After reading another charge that too many Pastors are concerned only with "maintenance" and not with "mission," it occurs to me that there is a radical difference between the perspectives of these two Lutheran Pastors.  One sees worship as a more utilitarian act of the Church, such as those who see food as merely something that must be eaten in order to live.  The only way that these folks can justify the time, money, and energy put into worship is to make worship mission.  Worship is seen as rather selfish time unless it is mission in focus and evangelistic in purpose.  Only then is worship seen as legitimate and the money, time, and energy spent on worship justified.

Now I cannot speak for all those accused of "maintenance" ministry instead of "mission" but for me and many others worship IS the mission of the Church, not a function secondary to outreach or a stepchild to mission but mission itself.  The Lord has established worship by giving to us His Word and Sacrament and made worship the priority of the community of faith that we call the Church.  There is no need to balance or justify what is given to worship with what is given to mission -- worship is the first, the core mission of the Church -- the fount from which flows everything else the Church does.

By investing worship with this high priority and acknowledging its essential purpose, we give to worship the place our Lord has intended in the life of the Church and each Christian individually a member of the Church.  Worship IS our mission.  We do not need to turn worship into an evangelistic activity or make worship "mission" focused.  Worship IS our mission and from this rich life of worship where God's people are called, gathered, enlightened, and sanctified flow the work of witness and welcome that extend to others the privilege of worship.

We have somehow adopted the very fundamentalist and evangelical idea that the purpose of the Church is to save others.  Is it only the eternal outcome of their souls that we are to be concerned about?  Or, is not the mission of the Church to engage the world in witness and service precisely so that others may be brought into the community gathered around the Word and Sacraments?  Just as we cannot afford to ignore the physical needs of the sinner in order to address the spiritual needs (or the other way around), neither can we be concerned about saving souls while allowing those very same souls to remain apart from the community where God's Word speaks grace and forgiveness, where His water imparts new life and identity, and where His table feeds and nourishes us for this body and this life and for eternal life.
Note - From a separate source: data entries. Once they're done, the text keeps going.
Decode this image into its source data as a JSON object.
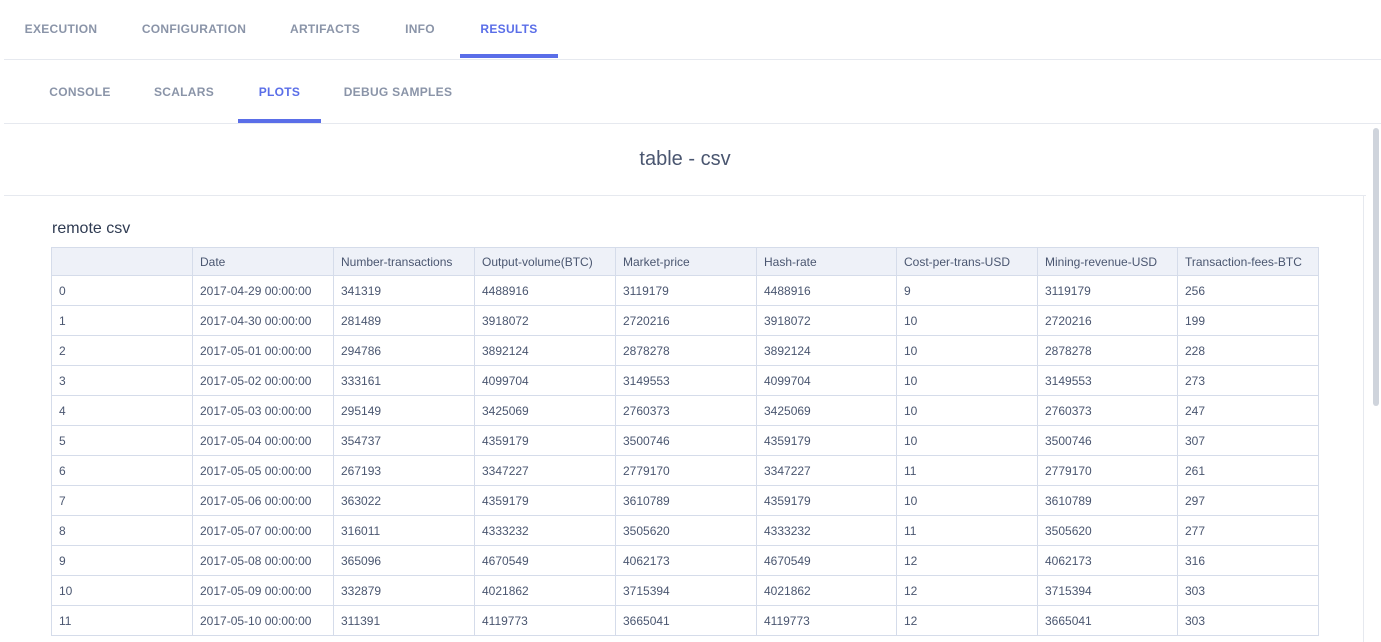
{
  "main_tabs": [
    {
      "label": "EXECUTION",
      "active": false
    },
    {
      "label": "CONFIGURATION",
      "active": false
    },
    {
      "label": "ARTIFACTS",
      "active": false
    },
    {
      "label": "INFO",
      "active": false
    },
    {
      "label": "RESULTS",
      "active": true
    }
  ],
  "sub_tabs": [
    {
      "label": "CONSOLE",
      "active": false
    },
    {
      "label": "SCALARS",
      "active": false
    },
    {
      "label": "PLOTS",
      "active": true
    },
    {
      "label": "DEBUG SAMPLES",
      "active": false
    }
  ],
  "plot": {
    "title": "table - csv",
    "table_title": "remote csv"
  },
  "table": {
    "columns": [
      "",
      "Date",
      "Number-transactions",
      "Output-volume(BTC)",
      "Market-price",
      "Hash-rate",
      "Cost-per-trans-USD",
      "Mining-revenue-USD",
      "Transaction-fees-BTC"
    ],
    "rows": [
      [
        "0",
        "2017-04-29 00:00:00",
        "341319",
        "4488916",
        "3119179",
        "4488916",
        "9",
        "3119179",
        "256"
      ],
      [
        "1",
        "2017-04-30 00:00:00",
        "281489",
        "3918072",
        "2720216",
        "3918072",
        "10",
        "2720216",
        "199"
      ],
      [
        "2",
        "2017-05-01 00:00:00",
        "294786",
        "3892124",
        "2878278",
        "3892124",
        "10",
        "2878278",
        "228"
      ],
      [
        "3",
        "2017-05-02 00:00:00",
        "333161",
        "4099704",
        "3149553",
        "4099704",
        "10",
        "3149553",
        "273"
      ],
      [
        "4",
        "2017-05-03 00:00:00",
        "295149",
        "3425069",
        "2760373",
        "3425069",
        "10",
        "2760373",
        "247"
      ],
      [
        "5",
        "2017-05-04 00:00:00",
        "354737",
        "4359179",
        "3500746",
        "4359179",
        "10",
        "3500746",
        "307"
      ],
      [
        "6",
        "2017-05-05 00:00:00",
        "267193",
        "3347227",
        "2779170",
        "3347227",
        "11",
        "2779170",
        "261"
      ],
      [
        "7",
        "2017-05-06 00:00:00",
        "363022",
        "4359179",
        "3610789",
        "4359179",
        "10",
        "3610789",
        "297"
      ],
      [
        "8",
        "2017-05-07 00:00:00",
        "316011",
        "4333232",
        "3505620",
        "4333232",
        "11",
        "3505620",
        "277"
      ],
      [
        "9",
        "2017-05-08 00:00:00",
        "365096",
        "4670549",
        "4062173",
        "4670549",
        "12",
        "4062173",
        "316"
      ],
      [
        "10",
        "2017-05-09 00:00:00",
        "332879",
        "4021862",
        "3715394",
        "4021862",
        "12",
        "3715394",
        "303"
      ],
      [
        "11",
        "2017-05-10 00:00:00",
        "311391",
        "4119773",
        "3665041",
        "4119773",
        "12",
        "3665041",
        "303"
      ]
    ]
  },
  "colors": {
    "accent": "#5a6ee8",
    "tab_inactive": "#8a94a8",
    "header_bg": "#eef1f8",
    "border": "#d5dcea"
  }
}
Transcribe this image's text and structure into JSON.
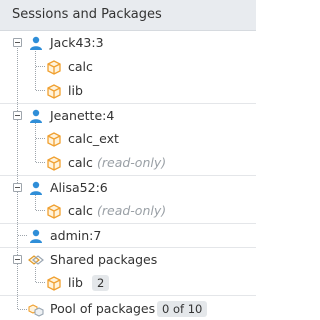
{
  "panel": {
    "title": "Sessions and Packages"
  },
  "sessions": [
    {
      "name": "Jack43:3",
      "packages": [
        {
          "name": "calc"
        },
        {
          "name": "lib"
        }
      ]
    },
    {
      "name": "Jeanette:4",
      "packages": [
        {
          "name": "calc_ext"
        },
        {
          "name": "calc",
          "note": "(read-only)"
        }
      ]
    },
    {
      "name": "Alisa52:6",
      "packages": [
        {
          "name": "calc",
          "note": "(read-only)"
        }
      ]
    },
    {
      "name": "admin:7"
    }
  ],
  "shared": {
    "label": "Shared packages",
    "packages": [
      {
        "name": "lib",
        "count": "2"
      }
    ]
  },
  "pool": {
    "label": "Pool of packages",
    "count": "0 of 10"
  },
  "colors": {
    "user_icon": "#2f8ed8",
    "package_icon": "#f0a030",
    "shared_icon": "#e09a28"
  }
}
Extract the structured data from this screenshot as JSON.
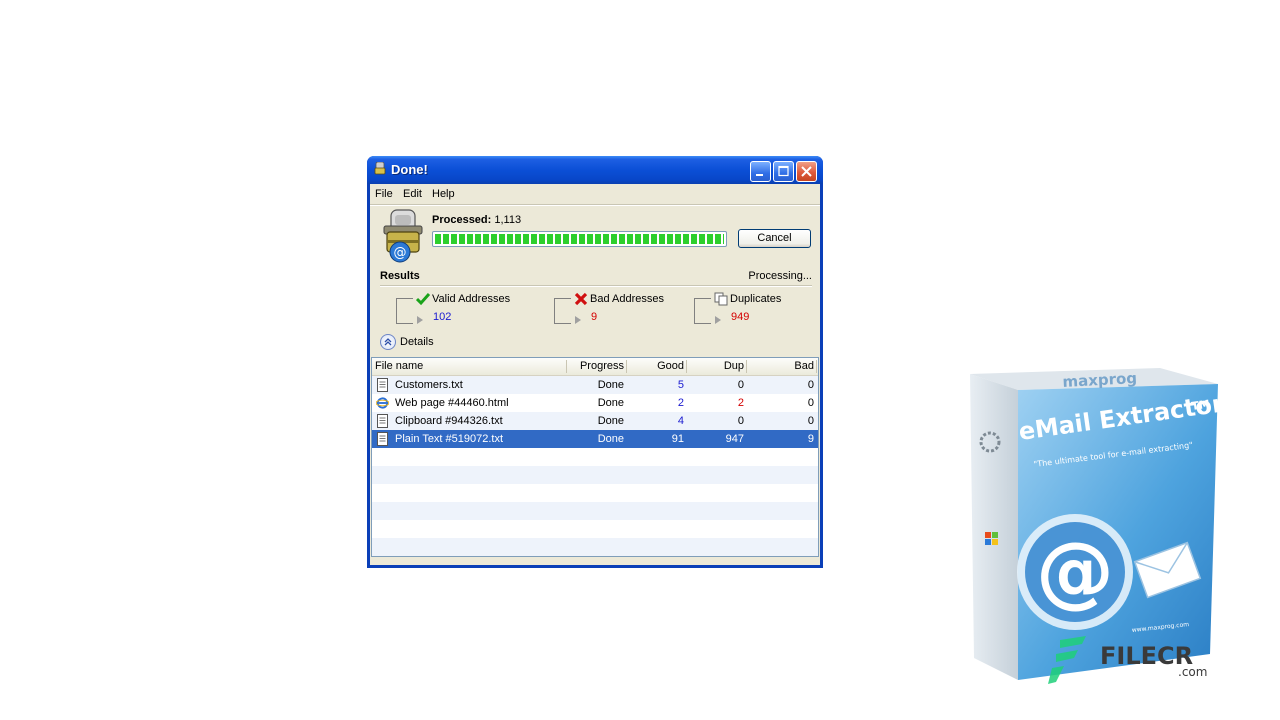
{
  "window": {
    "title": "Done!",
    "menu": [
      "File",
      "Edit",
      "Help"
    ],
    "processed_label": "Processed:",
    "processed_value": "1,113",
    "progress_fraction": 1.0,
    "cancel_label": "Cancel",
    "results_label": "Results",
    "status_text": "Processing...",
    "stats": [
      {
        "label": "Valid Addresses",
        "value": "102",
        "icon": "check-icon",
        "color": "#1a1ad0"
      },
      {
        "label": "Bad Addresses",
        "value": "9",
        "icon": "x-icon",
        "color": "#d40000"
      },
      {
        "label": "Duplicates",
        "value": "949",
        "icon": "duplicates-icon",
        "color": "#d40000"
      }
    ],
    "details_label": "Details",
    "columns": [
      "File name",
      "Progress",
      "Good",
      "Dup",
      "Bad"
    ],
    "rows": [
      {
        "icon": "text-file-icon",
        "name": "Customers.txt",
        "progress": "Done",
        "good": "5",
        "dup": "0",
        "bad": "0"
      },
      {
        "icon": "ie-icon",
        "name": "Web page #44460.html",
        "progress": "Done",
        "good": "2",
        "dup": "2",
        "bad": "0"
      },
      {
        "icon": "text-file-icon",
        "name": "Clipboard #944326.txt",
        "progress": "Done",
        "good": "4",
        "dup": "0",
        "bad": "0"
      },
      {
        "icon": "text-file-icon",
        "name": "Plain Text #519072.txt",
        "progress": "Done",
        "good": "91",
        "dup": "947",
        "bad": "9",
        "selected": true
      }
    ]
  },
  "product_box": {
    "brand": "maxprog",
    "name": "eMail Extractor",
    "trademark": "TM",
    "tagline": "\"The ultimate tool for e-mail extracting\"",
    "url": "www.maxprog.com"
  },
  "watermark": {
    "name": "FILECR",
    "tld": ".com"
  }
}
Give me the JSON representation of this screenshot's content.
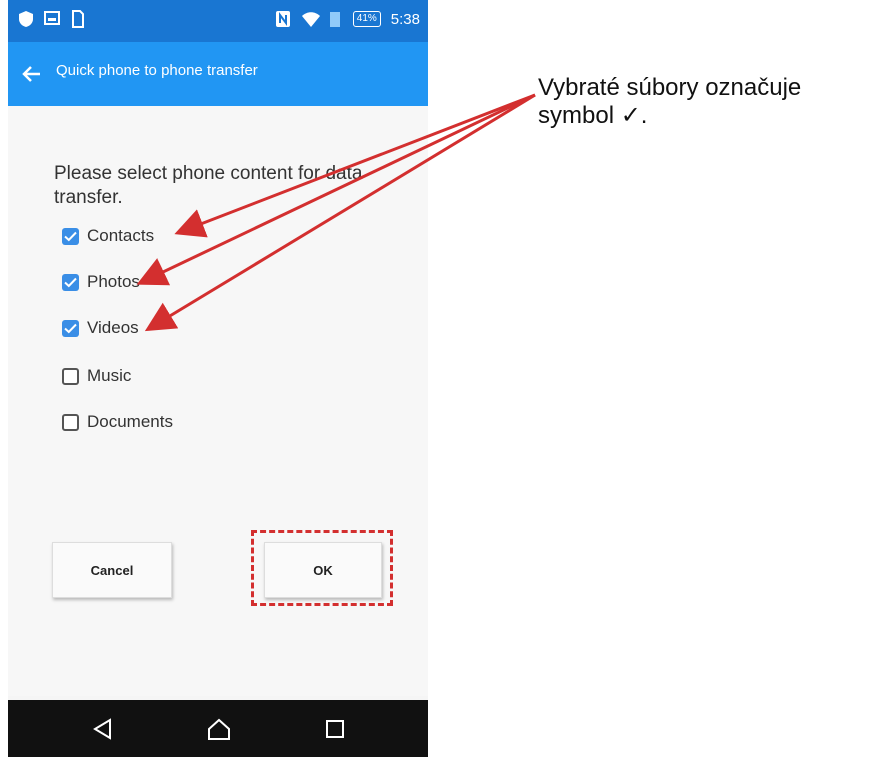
{
  "status_bar": {
    "battery": "41%",
    "time": "5:38",
    "icons": [
      "shield-icon",
      "image-icon",
      "sim-icon",
      "nfc-icon",
      "wifi-icon",
      "signal-icon",
      "battery-icon"
    ]
  },
  "app_bar": {
    "back_icon": "arrow-left-icon",
    "title": "Quick phone to phone transfer"
  },
  "prompt": "Please select phone content for data transfer.",
  "options": [
    {
      "label": "Contacts",
      "checked": true
    },
    {
      "label": "Photos",
      "checked": true
    },
    {
      "label": "Videos",
      "checked": true
    },
    {
      "label": "Music",
      "checked": false
    },
    {
      "label": "Documents",
      "checked": false
    }
  ],
  "buttons": {
    "cancel": "Cancel",
    "ok": "OK"
  },
  "nav_bar": {
    "icons": [
      "back-triangle-icon",
      "home-icon",
      "recents-square-icon"
    ]
  },
  "annotation": {
    "line1": "Vybraté súbory označuje",
    "line2": "symbol ✓."
  },
  "colors": {
    "status_bar": "#1976d2",
    "app_bar": "#2196f3",
    "checkbox_checked": "#3a8ee6",
    "annotation_red": "#d32f2f"
  }
}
Good friend Wil Weedon has done a great service by quoting the great Confessional scholar Arthur Carl Piepkorn in this:  We cannot afford to make the mistake that is often made, that of imagining that we can somehow separate the Church at work in the world from the Church at worship about the altar of the Holy Communion.  The whole work of the Church is eucharistic worship as long as Eucharistic worship remains an integral part of the work of the Church.  By the same token the whole life of individual Christians in the world remains a continual eucharistia, or thanksgiving, as long as they have constant recourse, in the company of their fellow-members of the mystical body of their Lord, to His Eucharistic Body and Blood. (-- A. C. Piepkorn, The Church, p. 239)

We fulfill our calling and our work as the Church not by turning worship into a program or means of outreach, witness, or evangelism, but by keeping the Word and Table of the Lord, preserving among us the liturgy and the life nurtured by this liturgy, and by the witness that will enable the Spirit to call, gather, enlighten, and sanctify others as members with us of the Body of Christ gathered around His Body in the Sacrament.  We do not need to change what is done on Sunday morning to fulfill our calling but to keep it holy and sacred, passing down to others what the Lord has passed down to us as did St. Paul (1 Corinthians 10).  This is not some secondary mission or purpose but our essential purpose and mission from which everything flows... or there is nothing to turn people to once the Spirit has worked through our witness to Jesus Christ.